Harald R. Fortmann: In der Tat war das Jahr 2012 für mich ein Wendejahr. 17 Jahre Digitale Wirtschaft mit Vollgas hatten ihre Spuren hinterlassen. Übergewicht, Bluthochdruck, starke Lebensmittelunverträglichkeiten und 20 Jahre kein Sport waren die Folge von 16-Stunden-Tagen und mehr als 150 Flügen pro Jahr. Durch Dwight Cribb, Gründer der auf die Digitale Wirtschaft spezialisierten Personalberatung Cribb, bin ich wieder zum Sport gekommen. Er hat drei Kollegen und Freunde motiviert, sich mit ihm einen Personal-Trainer zu teilen. Seit fast einem Jahr treffen wir uns jeden Donnerstag um 7.30 Uhr und schwitzen gemeinsam. In diesem Zusammenhang habe ich das Laufen, Schwimmen und Radfahren wieder aktiviert, Yoga entdeckt sowie eine komplette Ernährungsumstellung vorgenommen. Ich kann jedem nur empfehlen, mal darüber nachzudenken, auch das Auto abzuschaffen. Ich fahre seit April 2012 nun Fahrrad; am Tag mindestens 35 Kilometer an der Elbe lang. Und ich habe bis heute nicht einmal das Auto vermisst. Und wenn ich eines brauche, gibt es Busse, Taxis und natürlich Car2Go. So habe ich massiv etwas für meine Gesundheit getan und zudem freut sich die Natur über weniger Abgase. Der Spruch „Ich bin so viel unterwegs, ich schaffe es nicht, Sport zu machen“ war meiner. Und er ist eine Lüge. Wenn man will, kann man es ohne weiteres einbauen. Am Ende des Tages ist nur ein Mitarbeiter, der gesund ist und mit seinem Privatleben in Balance steht, auch im Job erfolgreich. Daher habe ich, bevor ich einen neuen Job im April starte, jetzt auch sehr die drei Monate Elternzeit genossen.

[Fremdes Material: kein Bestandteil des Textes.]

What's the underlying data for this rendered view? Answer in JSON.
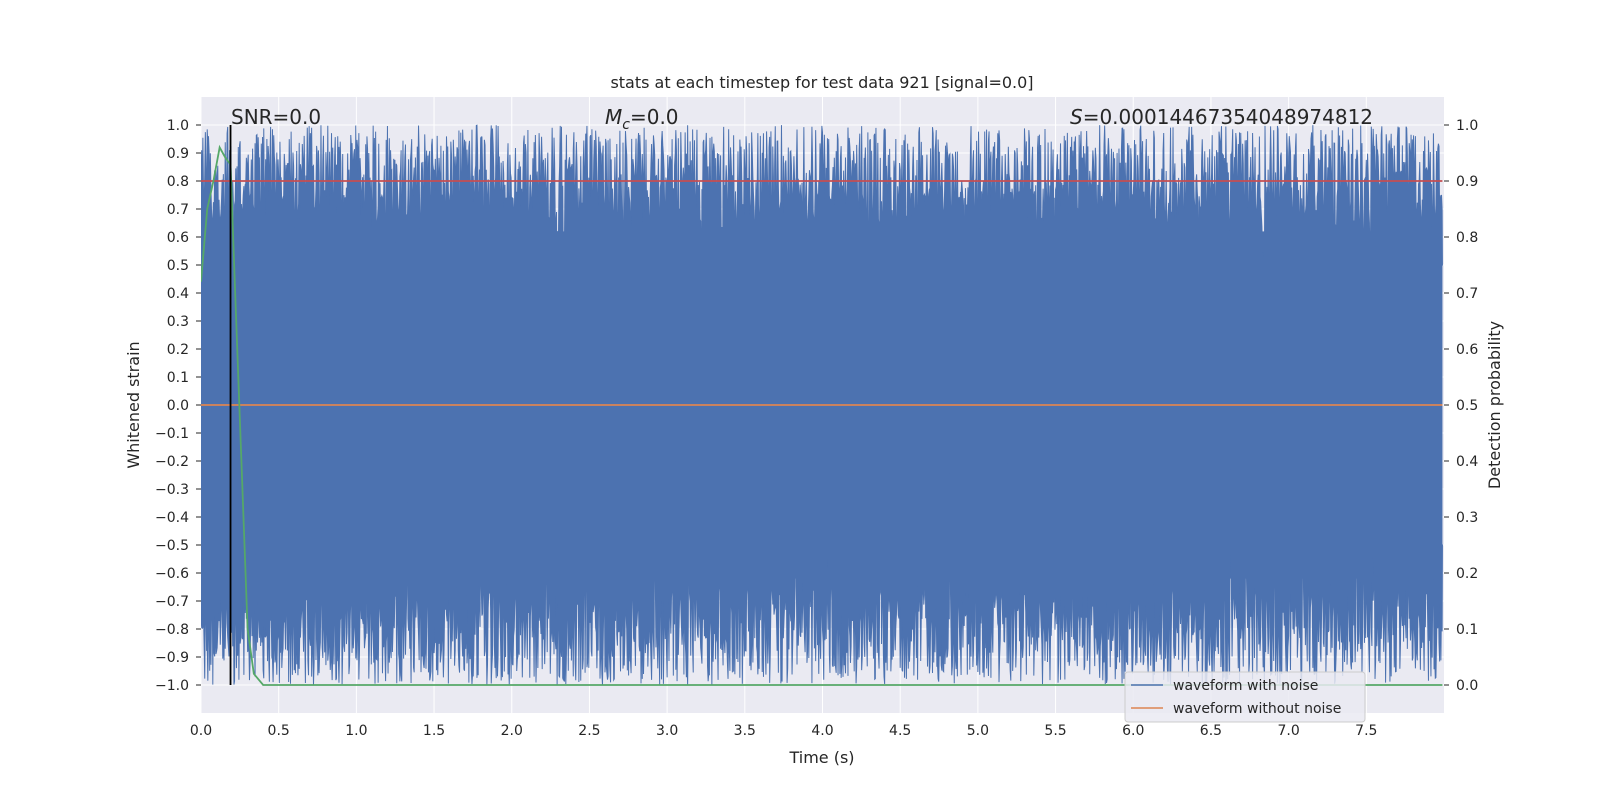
{
  "chart_data": {
    "type": "line",
    "title": "stats at each timestep for test data 921 [signal=0.0]",
    "xlabel": "Time (s)",
    "ylabel_left": "Whitened strain",
    "ylabel_right": "Detection probability",
    "xlim": [
      0.0,
      8.0
    ],
    "ylim_left": [
      -1.1,
      1.1
    ],
    "ylim_right": [
      -0.05,
      1.05
    ],
    "x_ticks": [
      "0.0",
      "0.5",
      "1.0",
      "1.5",
      "2.0",
      "2.5",
      "3.0",
      "3.5",
      "4.0",
      "4.5",
      "5.0",
      "5.5",
      "6.0",
      "6.5",
      "7.0",
      "7.5"
    ],
    "y_ticks_left": [
      "1.0",
      "0.9",
      "0.8",
      "0.7",
      "0.6",
      "0.5",
      "0.4",
      "0.3",
      "0.2",
      "0.1",
      "0.0",
      "−0.1",
      "−0.2",
      "−0.3",
      "−0.4",
      "−0.5",
      "−0.6",
      "−0.7",
      "−0.8",
      "−0.9",
      "−1.0"
    ],
    "y_ticks_right": [
      "1.0",
      "0.9",
      "0.8",
      "0.7",
      "0.6",
      "0.5",
      "0.4",
      "0.3",
      "0.2",
      "0.1",
      "0.0"
    ],
    "grid": true,
    "legend_position": "lower-right",
    "annotations": {
      "snr_label": "SNR=0.0",
      "mc_symbol": "M",
      "mc_subscript": "c",
      "mc_value": "=0.0",
      "s_symbol": "S",
      "s_value": "=0.00014467354048974812"
    },
    "marker_time": 0.19,
    "series": [
      {
        "name": "waveform with noise",
        "color": "#4c72b0",
        "axis": "left",
        "description_value_range": [
          -1.0,
          1.0
        ],
        "x_range": [
          0.0,
          7.99
        ]
      },
      {
        "name": "waveform without noise",
        "color": "#dd8452",
        "axis": "left",
        "x": [
          0.0,
          7.99
        ],
        "y": [
          0.0,
          0.0
        ]
      },
      {
        "color": "#55a868",
        "axis": "right",
        "x": [
          0.0,
          0.04,
          0.08,
          0.12,
          0.16,
          0.19,
          0.22,
          0.26,
          0.3,
          0.34,
          0.4,
          1.0,
          2.0,
          3.0,
          4.0,
          5.0,
          6.0,
          7.0,
          7.99
        ],
        "y": [
          0.72,
          0.85,
          0.9,
          0.96,
          0.94,
          0.93,
          0.7,
          0.4,
          0.1,
          0.02,
          0.0,
          0.0,
          0.0,
          0.0,
          0.0,
          0.0,
          0.0,
          0.0,
          0.0
        ]
      },
      {
        "color": "#c44e52",
        "axis": "right",
        "x": [
          0.0,
          7.99
        ],
        "y": [
          0.9,
          0.9
        ]
      }
    ]
  },
  "colors": {
    "plot_background": "#eaeaf2",
    "grid": "#ffffff",
    "noise_fill": "#4c72b0",
    "marker_line": "#000000"
  }
}
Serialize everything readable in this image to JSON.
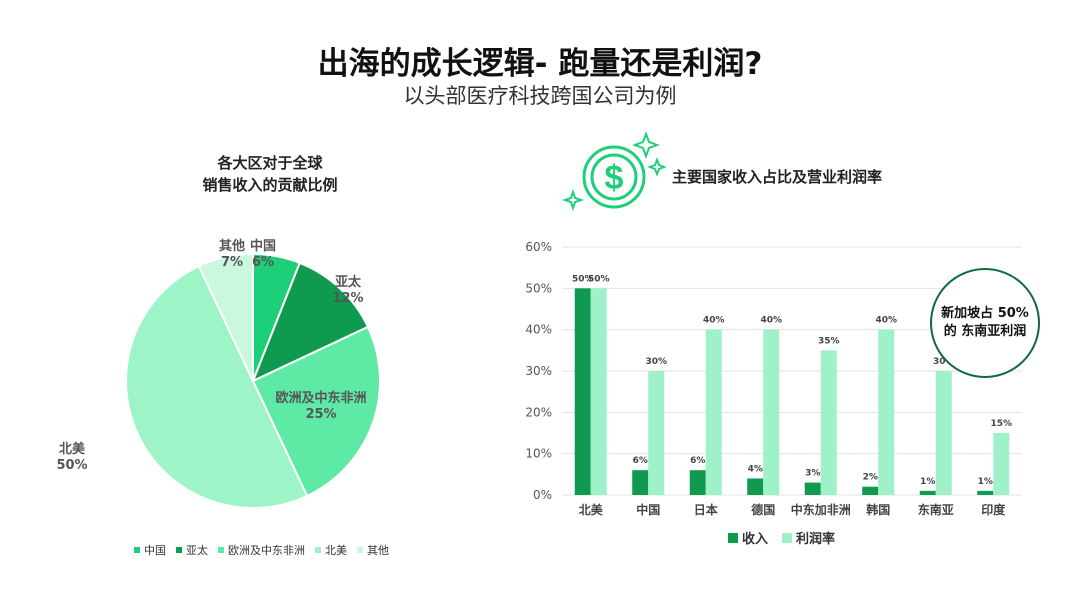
{
  "title": "出海的成长逻辑- 跑量还是利润?",
  "subtitle": "以头部医疗科技跨国公司为例",
  "callout": "新加坡占 50% 的 东南亚利润",
  "colors": {
    "china": "#1ecf7a",
    "apac": "#0f9a50",
    "emea": "#5ee9a4",
    "na": "#9df4c6",
    "other": "#c9f8df",
    "revenue_bar": "#0f9a50",
    "margin_bar": "#9ff2c8",
    "icon": "#1ecf7a"
  },
  "icon": "dollar-coin-sparkle-icon",
  "chart_data": [
    {
      "type": "pie",
      "title": "各大区对于全球\n销售收入的贡献比例",
      "slices": [
        {
          "label": "中国",
          "value": 6,
          "display": "6%"
        },
        {
          "label": "亚太",
          "value": 12,
          "display": "12%"
        },
        {
          "label": "欧洲及中东非洲",
          "value": 25,
          "display": "25%"
        },
        {
          "label": "北美",
          "value": 50,
          "display": "50%"
        },
        {
          "label": "其他",
          "value": 7,
          "display": "7%"
        }
      ],
      "legend": [
        "中国",
        "亚太",
        "欧洲及中东非洲",
        "北美",
        "其他"
      ],
      "legend_position": "bottom"
    },
    {
      "type": "bar",
      "title": "主要国家收入占比及营业利润率",
      "categories": [
        "北美",
        "中国",
        "日本",
        "德国",
        "中东加非洲",
        "韩国",
        "东南亚",
        "印度"
      ],
      "series": [
        {
          "name": "收入",
          "values": [
            50,
            6,
            6,
            4,
            3,
            2,
            1,
            1
          ]
        },
        {
          "name": "利润率",
          "values": [
            50,
            30,
            40,
            40,
            35,
            40,
            30,
            15
          ]
        }
      ],
      "y_ticks": [
        "0%",
        "10%",
        "20%",
        "30%",
        "40%",
        "50%",
        "60%"
      ],
      "ylim": [
        0,
        60
      ],
      "grid": true,
      "legend_position": "bottom"
    }
  ]
}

Auch das eine Empfehlung an jeden, der das Glück hat, ein Kind sein eigen zu nennen. Die emotionale Intelligenz, die man hier gewinnt, zahlt sich auch im Beruf aus.

 

Zur Person

Harald R. Fortmann ist seit 1996 in der Digitalen Wirtschaft aktiv, vor allem im Bereich SEM und Advertising. Er gründete unter anderem die Yellow Tomato GmbH (heute: Pixelpark Performance). Seit 2005 ist er Vizepräsident des Bundesverbands Digitale Wirtschaft (BVDW) e. V.

mailingtage 2013

„Digitale Werbung im B2B – Wunsch oder Realität“ lautet Fortmanns Vortrag: Crossmedia Area, 20. Juni, 12.45 Uhr.